Me daba gusto cuando podía ir por ahí fardando de que éramos los mayores comedores de pescado del mundo junto con los japoneses, pero en este tema nos está pasando como en el fútbol de selecciones y la cosa empeora. Sumamos ya ocho años consecutivos de descenso en el consumo de peces. Bajamos en todo. En fresco, en congelado y hasta en marisco.

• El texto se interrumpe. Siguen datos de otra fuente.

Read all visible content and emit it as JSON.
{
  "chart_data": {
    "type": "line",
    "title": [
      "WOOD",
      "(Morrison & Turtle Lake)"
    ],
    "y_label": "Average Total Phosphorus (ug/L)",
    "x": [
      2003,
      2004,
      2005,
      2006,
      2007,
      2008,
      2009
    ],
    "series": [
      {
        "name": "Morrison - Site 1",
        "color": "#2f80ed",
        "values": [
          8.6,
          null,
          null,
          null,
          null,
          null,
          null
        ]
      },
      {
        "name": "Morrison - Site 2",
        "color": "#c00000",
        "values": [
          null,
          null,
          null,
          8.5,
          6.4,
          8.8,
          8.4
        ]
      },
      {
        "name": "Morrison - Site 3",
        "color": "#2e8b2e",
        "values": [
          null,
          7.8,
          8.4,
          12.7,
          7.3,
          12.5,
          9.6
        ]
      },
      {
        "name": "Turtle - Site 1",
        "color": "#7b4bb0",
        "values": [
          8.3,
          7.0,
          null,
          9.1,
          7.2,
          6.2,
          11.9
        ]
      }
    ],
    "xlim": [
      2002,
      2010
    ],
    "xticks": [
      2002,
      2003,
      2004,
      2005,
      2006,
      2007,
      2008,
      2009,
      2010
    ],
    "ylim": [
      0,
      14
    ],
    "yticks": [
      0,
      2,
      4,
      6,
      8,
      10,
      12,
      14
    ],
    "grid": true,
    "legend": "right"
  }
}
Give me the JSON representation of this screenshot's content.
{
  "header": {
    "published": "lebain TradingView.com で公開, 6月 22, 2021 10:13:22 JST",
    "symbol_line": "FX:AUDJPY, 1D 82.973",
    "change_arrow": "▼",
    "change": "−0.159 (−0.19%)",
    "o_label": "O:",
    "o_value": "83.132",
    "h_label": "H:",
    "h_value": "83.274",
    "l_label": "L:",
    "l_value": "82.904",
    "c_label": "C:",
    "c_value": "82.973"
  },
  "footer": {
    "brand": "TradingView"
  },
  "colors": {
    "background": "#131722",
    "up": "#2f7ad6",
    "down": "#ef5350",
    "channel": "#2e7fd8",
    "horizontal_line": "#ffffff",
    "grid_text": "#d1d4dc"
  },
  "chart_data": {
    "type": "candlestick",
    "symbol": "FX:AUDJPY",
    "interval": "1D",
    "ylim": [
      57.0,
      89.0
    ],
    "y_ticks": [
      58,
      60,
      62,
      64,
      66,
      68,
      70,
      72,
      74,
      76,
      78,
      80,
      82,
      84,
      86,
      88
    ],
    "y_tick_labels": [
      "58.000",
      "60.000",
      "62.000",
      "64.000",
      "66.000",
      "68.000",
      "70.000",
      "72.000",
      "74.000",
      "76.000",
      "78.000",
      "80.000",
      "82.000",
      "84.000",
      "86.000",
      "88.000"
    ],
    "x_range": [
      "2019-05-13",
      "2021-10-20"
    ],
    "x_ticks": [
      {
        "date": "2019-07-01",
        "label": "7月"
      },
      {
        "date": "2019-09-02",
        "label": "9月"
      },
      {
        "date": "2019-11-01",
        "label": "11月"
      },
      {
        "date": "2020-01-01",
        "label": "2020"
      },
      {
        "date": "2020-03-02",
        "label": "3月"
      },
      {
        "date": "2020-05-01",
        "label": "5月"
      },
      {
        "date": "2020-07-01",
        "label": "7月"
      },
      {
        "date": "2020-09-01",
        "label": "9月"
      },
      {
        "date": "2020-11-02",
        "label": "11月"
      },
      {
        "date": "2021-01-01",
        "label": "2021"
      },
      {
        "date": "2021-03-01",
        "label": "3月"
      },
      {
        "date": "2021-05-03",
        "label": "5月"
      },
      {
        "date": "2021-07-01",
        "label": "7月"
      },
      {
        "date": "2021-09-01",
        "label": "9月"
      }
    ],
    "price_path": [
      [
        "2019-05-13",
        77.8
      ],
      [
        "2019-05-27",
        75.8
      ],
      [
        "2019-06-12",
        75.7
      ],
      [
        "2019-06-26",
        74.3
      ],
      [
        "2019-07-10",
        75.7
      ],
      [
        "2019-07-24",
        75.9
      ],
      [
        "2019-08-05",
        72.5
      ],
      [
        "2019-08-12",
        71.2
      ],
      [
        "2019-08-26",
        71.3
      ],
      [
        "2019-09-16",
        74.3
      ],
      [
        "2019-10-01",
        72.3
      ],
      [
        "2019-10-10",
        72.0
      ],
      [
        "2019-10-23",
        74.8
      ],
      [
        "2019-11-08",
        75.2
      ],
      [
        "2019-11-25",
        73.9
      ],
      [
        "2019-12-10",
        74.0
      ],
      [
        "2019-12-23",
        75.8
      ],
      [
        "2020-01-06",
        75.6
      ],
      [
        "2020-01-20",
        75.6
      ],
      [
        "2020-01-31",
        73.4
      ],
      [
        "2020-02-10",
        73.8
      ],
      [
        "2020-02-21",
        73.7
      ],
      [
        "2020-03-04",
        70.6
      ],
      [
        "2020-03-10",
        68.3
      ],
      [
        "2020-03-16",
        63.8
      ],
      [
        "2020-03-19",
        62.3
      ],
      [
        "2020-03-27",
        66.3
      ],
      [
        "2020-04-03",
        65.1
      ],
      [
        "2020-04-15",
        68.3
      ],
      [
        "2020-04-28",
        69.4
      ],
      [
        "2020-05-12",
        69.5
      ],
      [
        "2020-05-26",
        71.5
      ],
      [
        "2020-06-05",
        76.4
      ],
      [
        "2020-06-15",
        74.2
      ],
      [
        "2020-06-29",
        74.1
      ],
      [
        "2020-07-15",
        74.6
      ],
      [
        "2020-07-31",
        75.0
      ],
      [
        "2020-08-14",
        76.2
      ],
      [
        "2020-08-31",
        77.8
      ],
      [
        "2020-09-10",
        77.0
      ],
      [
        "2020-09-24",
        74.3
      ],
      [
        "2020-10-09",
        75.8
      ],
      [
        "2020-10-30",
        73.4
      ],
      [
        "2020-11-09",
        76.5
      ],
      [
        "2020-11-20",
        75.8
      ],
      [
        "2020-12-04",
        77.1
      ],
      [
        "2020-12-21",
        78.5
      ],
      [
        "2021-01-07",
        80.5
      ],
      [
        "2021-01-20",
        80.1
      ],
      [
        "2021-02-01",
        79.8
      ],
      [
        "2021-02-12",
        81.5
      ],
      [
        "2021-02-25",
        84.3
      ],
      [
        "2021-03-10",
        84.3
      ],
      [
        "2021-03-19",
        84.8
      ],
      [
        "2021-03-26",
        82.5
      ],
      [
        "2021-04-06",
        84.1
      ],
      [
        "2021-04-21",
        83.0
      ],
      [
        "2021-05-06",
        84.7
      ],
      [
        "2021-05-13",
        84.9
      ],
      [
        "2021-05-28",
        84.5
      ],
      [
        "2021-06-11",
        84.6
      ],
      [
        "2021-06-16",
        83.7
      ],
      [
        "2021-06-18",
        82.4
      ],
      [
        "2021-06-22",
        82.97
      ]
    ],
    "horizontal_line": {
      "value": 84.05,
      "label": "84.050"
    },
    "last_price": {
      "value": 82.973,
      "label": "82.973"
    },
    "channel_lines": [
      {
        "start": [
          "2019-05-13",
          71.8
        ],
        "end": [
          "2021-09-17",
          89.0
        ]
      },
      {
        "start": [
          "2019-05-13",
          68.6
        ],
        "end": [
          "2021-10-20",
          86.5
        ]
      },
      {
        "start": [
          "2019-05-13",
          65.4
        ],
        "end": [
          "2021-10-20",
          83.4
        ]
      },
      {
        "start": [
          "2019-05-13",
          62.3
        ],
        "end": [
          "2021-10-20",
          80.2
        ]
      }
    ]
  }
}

Los españolitos estamos dejando de comer pescado en los hogares. Lo pedimos más que antes cuando salimos al restaurante, pero en casa abandonamos sin remedio un año tras otro –en el último un 3,3 por ciento–, lo que supone que pronto habrá una generación de jóvenes para los que el boquerón y la merluza a la romana dejarán de ser el pan nuestro de cada día. ¿Por qué un país moderno, rodeado de mares, en el que triunfan los mensajes de lo saludable y lo ecológico abandona una proteína sana, rica en nutrientes y baja en grasas en cuyo consumo era líder mundial? ¿Por qué si además de la pesca de flota tenemos una de las grandes ofertas de pescado de cultivo del mundo? Probablemente, las respuestas haya que buscarlas en el cambio de estilo de vida que hemos protagonizado en las últimas décadas y que ha convertido las cocinas y los mercados visitas solo de fin de semana. También en el hábito de comprar productos de supermercado envasados y listos para consumir, lo que no siempre ocurre con el pescado fresco. Vivimos en el momento en el que la gastronomía ha logrado su mayor protagonismo en la historia y al mismo tiempo en el que menos se cocina en las casas. Preparar pescado para una familia es sencillo y comprarlo de calidad, si encontramos un pescadero de confianza, también. Dedíquenle un rato y verán lo que compensa.